The Final Week: Tuesday 31st March, AD 33

Dave Scholes

Dave Scholes

(Mt 21:20-25:46; Mk 11:20-13:37; Lk 20:1-21:36)

On the Tuesday before Jesus’ death, Jesus said and taught a lot of material. He explains a little bit more about why he cursed the fig tree the day before, he teaches and offends a whole lot of people in the temple, and he predicts the future, especially regarding his death. Perhaps before reading on, why don’t you read the passages from Matthew, Mark and Luke that are listed below the title of this blog.

Welcome back! As Jesus and his disciples are once again walking back into Jerusalem, they pass the withered fig tree and Jesus explains what on earth that was all about. The main reason Jesus cursed the fig tree was to illustrate the need for faith in God. As Jesus cursed the fig tree, we can pray for mountains to be moved. If we do not doubt, but believe, our prayer will be effective to do great things. He also indicates the vital necessity of forgiveness in our own lives… to forgive others as we have been forgiven.

As their journey continues, they get to the temple. “What’s he going to do today?” they all were surely wondering. This controversialist was a welcome addition to the daily temple routine for the neutrals. The religious people who were all offended the day before challenge Jesus’ authority by asking what right he has to do the things he’d just done (Mk 11:28). He was after all stepping on some pretty pious toes! The religious people try their best to trap Jesus into condemning himself by giving them something they could use against him in his arrest. But Jesus is all too smart for that. He turns it around on them, and tells some parables… the parable of the Two Sons (Mt 21:28-32), the parable of the Tenants (Mt 21:33-44; Mk 12:1-11; Lk 20:9-18) and the parable of the Wedding Feast (Mt 21:1-14). In every parable, the pharisees come out very badly, receiving judgment while God welcomes in prostitutes and corrupt tax collectors, who are willing to trust in Jesus, not in their Jewishness.

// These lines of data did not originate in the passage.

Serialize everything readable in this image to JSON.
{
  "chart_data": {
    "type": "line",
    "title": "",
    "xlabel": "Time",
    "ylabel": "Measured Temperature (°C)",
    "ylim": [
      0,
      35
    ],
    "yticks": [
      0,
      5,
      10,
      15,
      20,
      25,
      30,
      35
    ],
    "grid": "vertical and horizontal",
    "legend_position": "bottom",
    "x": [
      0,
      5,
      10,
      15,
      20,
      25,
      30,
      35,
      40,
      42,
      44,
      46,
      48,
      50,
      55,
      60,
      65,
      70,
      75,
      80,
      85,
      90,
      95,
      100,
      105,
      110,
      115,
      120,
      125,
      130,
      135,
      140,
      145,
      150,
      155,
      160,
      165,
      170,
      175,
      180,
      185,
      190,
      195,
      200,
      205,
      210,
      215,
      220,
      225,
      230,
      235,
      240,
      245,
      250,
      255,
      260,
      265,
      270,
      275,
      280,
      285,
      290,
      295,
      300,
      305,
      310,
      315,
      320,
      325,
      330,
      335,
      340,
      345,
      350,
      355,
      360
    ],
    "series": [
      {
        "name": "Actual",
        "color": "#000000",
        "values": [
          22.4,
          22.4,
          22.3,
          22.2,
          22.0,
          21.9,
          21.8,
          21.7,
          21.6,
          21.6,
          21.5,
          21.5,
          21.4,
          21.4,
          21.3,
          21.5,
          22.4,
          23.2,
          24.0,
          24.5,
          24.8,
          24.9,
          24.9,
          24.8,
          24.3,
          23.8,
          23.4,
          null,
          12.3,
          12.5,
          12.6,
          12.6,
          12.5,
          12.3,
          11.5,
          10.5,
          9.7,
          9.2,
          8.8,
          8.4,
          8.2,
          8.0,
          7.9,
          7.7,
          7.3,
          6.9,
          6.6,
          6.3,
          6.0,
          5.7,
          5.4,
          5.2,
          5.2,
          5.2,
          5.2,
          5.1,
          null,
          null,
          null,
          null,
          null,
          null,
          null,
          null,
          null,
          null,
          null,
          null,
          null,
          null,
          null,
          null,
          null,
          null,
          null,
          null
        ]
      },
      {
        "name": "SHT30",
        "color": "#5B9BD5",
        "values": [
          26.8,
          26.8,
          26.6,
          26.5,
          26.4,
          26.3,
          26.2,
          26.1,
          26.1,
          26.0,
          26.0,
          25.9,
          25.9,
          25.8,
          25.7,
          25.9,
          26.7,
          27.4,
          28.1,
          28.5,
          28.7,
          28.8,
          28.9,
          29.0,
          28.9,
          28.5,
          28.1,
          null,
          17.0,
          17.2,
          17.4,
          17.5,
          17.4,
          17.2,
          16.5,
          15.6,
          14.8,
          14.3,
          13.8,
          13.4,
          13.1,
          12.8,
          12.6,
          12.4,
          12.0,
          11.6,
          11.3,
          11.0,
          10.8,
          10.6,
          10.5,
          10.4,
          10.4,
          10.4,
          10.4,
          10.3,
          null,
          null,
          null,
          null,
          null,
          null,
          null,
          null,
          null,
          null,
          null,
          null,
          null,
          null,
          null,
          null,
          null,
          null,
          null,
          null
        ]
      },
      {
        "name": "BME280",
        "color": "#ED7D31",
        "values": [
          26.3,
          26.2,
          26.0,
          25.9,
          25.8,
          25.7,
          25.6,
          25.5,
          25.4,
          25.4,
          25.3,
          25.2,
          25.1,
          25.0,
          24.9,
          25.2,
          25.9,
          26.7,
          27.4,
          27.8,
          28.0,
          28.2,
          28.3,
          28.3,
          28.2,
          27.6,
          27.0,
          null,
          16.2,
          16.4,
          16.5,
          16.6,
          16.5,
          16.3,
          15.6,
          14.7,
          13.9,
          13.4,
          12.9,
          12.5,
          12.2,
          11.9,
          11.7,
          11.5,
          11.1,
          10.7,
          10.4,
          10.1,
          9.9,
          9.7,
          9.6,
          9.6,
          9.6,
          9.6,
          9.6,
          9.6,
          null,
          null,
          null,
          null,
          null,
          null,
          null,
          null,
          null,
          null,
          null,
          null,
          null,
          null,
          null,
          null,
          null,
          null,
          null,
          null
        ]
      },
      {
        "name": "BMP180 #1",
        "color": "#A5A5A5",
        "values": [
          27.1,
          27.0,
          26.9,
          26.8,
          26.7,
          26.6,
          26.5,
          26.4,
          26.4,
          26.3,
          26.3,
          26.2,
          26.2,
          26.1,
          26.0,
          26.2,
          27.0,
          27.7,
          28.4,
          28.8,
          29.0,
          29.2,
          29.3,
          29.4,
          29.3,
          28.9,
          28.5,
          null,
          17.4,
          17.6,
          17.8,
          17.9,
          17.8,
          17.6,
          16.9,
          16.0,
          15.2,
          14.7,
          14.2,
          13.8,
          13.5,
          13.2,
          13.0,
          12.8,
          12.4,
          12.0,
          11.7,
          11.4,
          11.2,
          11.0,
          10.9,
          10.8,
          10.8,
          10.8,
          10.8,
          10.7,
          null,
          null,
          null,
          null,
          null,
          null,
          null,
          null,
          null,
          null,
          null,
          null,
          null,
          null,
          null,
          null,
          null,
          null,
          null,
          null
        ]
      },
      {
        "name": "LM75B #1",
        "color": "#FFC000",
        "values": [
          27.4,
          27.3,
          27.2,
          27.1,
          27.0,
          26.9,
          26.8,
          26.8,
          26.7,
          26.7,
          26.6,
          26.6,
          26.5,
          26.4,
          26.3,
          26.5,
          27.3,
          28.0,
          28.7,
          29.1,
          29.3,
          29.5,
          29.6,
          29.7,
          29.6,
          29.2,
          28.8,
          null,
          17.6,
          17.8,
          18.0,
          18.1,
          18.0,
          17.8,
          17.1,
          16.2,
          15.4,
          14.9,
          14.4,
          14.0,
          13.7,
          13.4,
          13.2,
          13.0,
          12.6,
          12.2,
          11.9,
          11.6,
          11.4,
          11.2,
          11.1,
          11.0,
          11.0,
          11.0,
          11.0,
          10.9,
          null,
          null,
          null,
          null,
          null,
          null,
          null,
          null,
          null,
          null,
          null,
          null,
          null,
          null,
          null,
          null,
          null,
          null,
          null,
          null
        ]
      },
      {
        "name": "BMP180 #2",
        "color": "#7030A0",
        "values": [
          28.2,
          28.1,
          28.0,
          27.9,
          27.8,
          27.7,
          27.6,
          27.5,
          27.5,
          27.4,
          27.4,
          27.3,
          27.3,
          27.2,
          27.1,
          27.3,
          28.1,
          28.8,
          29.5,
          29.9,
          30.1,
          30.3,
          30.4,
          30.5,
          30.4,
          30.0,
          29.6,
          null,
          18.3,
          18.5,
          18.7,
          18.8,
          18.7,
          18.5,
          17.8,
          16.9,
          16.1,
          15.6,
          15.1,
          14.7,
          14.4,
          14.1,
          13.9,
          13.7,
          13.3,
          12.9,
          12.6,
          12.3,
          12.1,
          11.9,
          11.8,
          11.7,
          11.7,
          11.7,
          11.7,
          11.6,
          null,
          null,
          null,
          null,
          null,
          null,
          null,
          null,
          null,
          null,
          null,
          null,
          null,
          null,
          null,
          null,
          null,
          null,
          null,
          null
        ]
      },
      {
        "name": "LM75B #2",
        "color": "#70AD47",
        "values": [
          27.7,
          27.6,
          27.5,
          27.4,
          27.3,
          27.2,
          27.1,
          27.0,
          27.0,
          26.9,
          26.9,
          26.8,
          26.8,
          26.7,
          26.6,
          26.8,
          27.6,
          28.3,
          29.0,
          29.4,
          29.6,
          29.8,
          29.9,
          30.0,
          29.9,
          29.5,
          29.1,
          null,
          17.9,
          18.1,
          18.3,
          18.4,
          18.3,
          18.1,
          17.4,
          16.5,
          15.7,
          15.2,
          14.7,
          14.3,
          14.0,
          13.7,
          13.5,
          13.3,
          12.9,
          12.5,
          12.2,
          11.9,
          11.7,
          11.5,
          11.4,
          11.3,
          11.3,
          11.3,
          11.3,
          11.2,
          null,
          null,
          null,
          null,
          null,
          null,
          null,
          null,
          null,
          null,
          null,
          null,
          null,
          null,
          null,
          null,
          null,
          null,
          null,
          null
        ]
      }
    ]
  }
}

The religious people continue trying to trap Jesus but over and over again throughout the course of the conversation, he confounds, confuses, impresses, shocks and completely destroys their arguments. He then goes on the offensive, asking his own questions, and the outcome was?—

“And no one was able to answer him a word, nor from that day did anyone dare to ask him any more questions.”

After the subtle questions and answers though, Jesus goes all out, proclaiming publicly seven ‘woes’ agains the religious leaders among other things (Mt 23:1-39; Mk 12:38-40; Lk 20:45-47). There is no doubt now. Jesus is against the religious leaders, and only one can come out of this unscathed.

Jesus leaves the temple after spending the day there. Jesus predicts that the temple will be thrown down and that not one stone would be left on top of the other. This happens in AD 70 when the Romans sack Jerusalem in our physical reality, and happens spiritually because the temple God inhabits is now His people.

So now, we understand a whole lot more about what is happening this week. The motivations for each party are clear. The pharisees and religious leaders want Jesus dead—he is the biggest threat they’ve faced. Jesus wants the authority of the pharisees and religious leaders overthrown and replaced with his own. The Romans are keeping a watchful eye because for them, they want the peace to be kept.

[The book itself says it the best way…]

“The king has come for his kingdom and has issued a clear and direct challenge to the reigning structures of political, economic and religious power. The drama can end in only one of two ways. Either Jesus will topple the reigning powers and establish his messianic kingdom—or he will be killed. No one at that time could possibly comprehend that in God’s mysterious plan, there was a third option.”